UP Paper 1869 US-W-CDOWN
Validating and Restoring Defense in Depth Using Attack Graphs
Lippmann,RichardMIT Lincoln Laboratory
Scott,ChrisMIT Lincoln Laboratory
Piwowarski,KeithMIT Lincoln Laboratory
Kratkiewicz,KendraMIT Lincoln Laboratory
Ingols,KyleMIT Lincoln Laboratory
Cunningham,Robert MIT Lincoln Laboratory
Artz,MikeMIT Lincoln Laboratory
Defense in depth is a common strategy that uses layers of firewalls to protect Supervisory Control and Data Acquisition (SCADA) subnets and other critical resources on enterprise networks. A tool named NetSPA is presented that analyzes firewall rules and vulnerabilities to construct attack graphs. These show how inside and outside attackers can progress by successively compromising exposed vulnerable hosts with the goal of reaching critical internal targets. NetSPA generates attack graphs and automatically analyzes them to produce a small set of prioritized recommendations to restore defense in depth. Field trials on networks with up to 3,400 hosts demonstrate that firewalls often do not provide defense in depth due to misconfigurations and critical unpatched vulnerabilities on hosts. In all cases, a small number of recommendations was provided to restore defense in depth. Simulations on networks with up to 50,000 hosts demonstrate that this approach scales well to enterprise-size networks.

Richard P. Lippmann received a B.S. degree in Electrical Engineering from the Polytechnic Institute of Brooklyn, in 1970 and a Ph.D. degree in Electrical Engineering from the Massachusetts Institute of Technology, in 1978. From 1978 to 1981 he was Director of the Communications Engineering Laboratory of the Boys Town Institute for Communication Disorders in Children, Omaha, NE working on speech perception, speech training aids for deaf children, sound alerting aids for the deaf, and signal processing for hearing aids.
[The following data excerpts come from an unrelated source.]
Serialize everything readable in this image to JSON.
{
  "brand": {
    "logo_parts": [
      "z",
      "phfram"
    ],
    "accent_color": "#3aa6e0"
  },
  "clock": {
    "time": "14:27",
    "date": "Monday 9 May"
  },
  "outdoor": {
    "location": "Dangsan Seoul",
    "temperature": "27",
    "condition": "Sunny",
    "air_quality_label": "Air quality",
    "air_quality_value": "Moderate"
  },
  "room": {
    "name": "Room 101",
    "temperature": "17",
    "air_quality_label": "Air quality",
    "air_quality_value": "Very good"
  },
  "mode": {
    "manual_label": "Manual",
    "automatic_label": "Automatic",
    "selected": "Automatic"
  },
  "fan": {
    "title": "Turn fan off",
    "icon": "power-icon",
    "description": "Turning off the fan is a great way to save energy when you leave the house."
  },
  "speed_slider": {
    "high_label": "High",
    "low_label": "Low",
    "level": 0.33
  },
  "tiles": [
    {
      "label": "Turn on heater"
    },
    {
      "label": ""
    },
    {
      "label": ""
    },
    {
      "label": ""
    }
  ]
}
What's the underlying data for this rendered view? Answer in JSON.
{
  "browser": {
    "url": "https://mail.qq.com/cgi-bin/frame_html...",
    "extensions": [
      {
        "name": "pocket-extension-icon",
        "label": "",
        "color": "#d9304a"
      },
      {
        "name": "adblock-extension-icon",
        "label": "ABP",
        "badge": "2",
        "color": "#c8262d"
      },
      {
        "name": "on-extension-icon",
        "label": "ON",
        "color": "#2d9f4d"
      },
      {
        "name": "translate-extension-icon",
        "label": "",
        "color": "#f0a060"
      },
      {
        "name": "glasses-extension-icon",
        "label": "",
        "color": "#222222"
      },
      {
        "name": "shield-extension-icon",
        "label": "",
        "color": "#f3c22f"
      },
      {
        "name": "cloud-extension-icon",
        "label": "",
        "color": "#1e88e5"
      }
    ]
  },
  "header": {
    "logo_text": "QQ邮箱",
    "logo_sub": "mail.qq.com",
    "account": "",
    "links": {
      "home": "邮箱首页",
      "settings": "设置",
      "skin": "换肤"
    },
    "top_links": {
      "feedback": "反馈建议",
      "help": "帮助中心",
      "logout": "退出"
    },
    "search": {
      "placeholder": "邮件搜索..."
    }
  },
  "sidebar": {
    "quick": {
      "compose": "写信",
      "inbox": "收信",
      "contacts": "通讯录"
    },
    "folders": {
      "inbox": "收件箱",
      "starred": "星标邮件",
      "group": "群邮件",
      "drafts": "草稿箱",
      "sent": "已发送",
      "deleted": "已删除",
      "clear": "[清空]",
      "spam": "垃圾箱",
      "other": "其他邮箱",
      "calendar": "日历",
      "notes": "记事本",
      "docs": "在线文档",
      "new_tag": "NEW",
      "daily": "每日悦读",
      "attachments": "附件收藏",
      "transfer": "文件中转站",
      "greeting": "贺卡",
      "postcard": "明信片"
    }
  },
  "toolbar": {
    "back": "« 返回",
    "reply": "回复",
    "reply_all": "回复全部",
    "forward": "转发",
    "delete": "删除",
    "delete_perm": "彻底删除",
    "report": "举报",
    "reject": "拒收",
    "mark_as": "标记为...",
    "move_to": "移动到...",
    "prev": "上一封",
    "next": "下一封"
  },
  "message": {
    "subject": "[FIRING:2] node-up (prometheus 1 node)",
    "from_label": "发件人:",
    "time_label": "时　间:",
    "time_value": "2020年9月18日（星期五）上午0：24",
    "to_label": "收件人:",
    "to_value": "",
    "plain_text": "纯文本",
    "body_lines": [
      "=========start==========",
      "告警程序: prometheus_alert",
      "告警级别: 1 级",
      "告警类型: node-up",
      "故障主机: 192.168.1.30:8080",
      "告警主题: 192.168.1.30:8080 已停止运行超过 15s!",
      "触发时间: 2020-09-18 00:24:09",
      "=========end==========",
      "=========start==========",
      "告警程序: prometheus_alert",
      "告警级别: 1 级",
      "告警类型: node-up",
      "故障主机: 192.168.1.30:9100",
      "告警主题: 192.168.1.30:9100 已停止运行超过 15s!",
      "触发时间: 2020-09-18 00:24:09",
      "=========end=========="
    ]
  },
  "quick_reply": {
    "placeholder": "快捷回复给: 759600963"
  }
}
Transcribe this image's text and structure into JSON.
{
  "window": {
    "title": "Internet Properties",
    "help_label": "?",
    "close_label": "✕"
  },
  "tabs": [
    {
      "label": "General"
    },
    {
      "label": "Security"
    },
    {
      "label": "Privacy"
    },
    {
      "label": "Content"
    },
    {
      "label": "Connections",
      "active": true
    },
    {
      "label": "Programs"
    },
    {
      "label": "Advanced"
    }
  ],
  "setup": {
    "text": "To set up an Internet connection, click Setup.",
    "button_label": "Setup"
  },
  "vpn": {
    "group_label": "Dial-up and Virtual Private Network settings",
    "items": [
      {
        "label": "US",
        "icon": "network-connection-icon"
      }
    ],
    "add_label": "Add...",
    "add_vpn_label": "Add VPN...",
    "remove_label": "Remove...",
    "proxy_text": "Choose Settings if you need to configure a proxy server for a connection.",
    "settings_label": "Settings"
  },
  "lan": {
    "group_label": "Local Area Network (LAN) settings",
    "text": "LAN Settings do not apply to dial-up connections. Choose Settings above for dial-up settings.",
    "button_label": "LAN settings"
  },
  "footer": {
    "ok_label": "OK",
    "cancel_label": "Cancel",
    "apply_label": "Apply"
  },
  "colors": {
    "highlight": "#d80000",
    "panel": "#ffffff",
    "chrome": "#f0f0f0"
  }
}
In 1981 he joined Massachusetts Institute of Technology, Lincoln Laboratory, and is currently a Senior Staff Member in the Information Systems Technology Group. Recent research interests include applying neural network and statistical pattern classifiers to computer security, protecting computer networks using attack graph analyses, discovering vulnerabilities in software through automated testing, and prioritizing alerts from intrusion detection systems using attack graphs and other information about protected networks.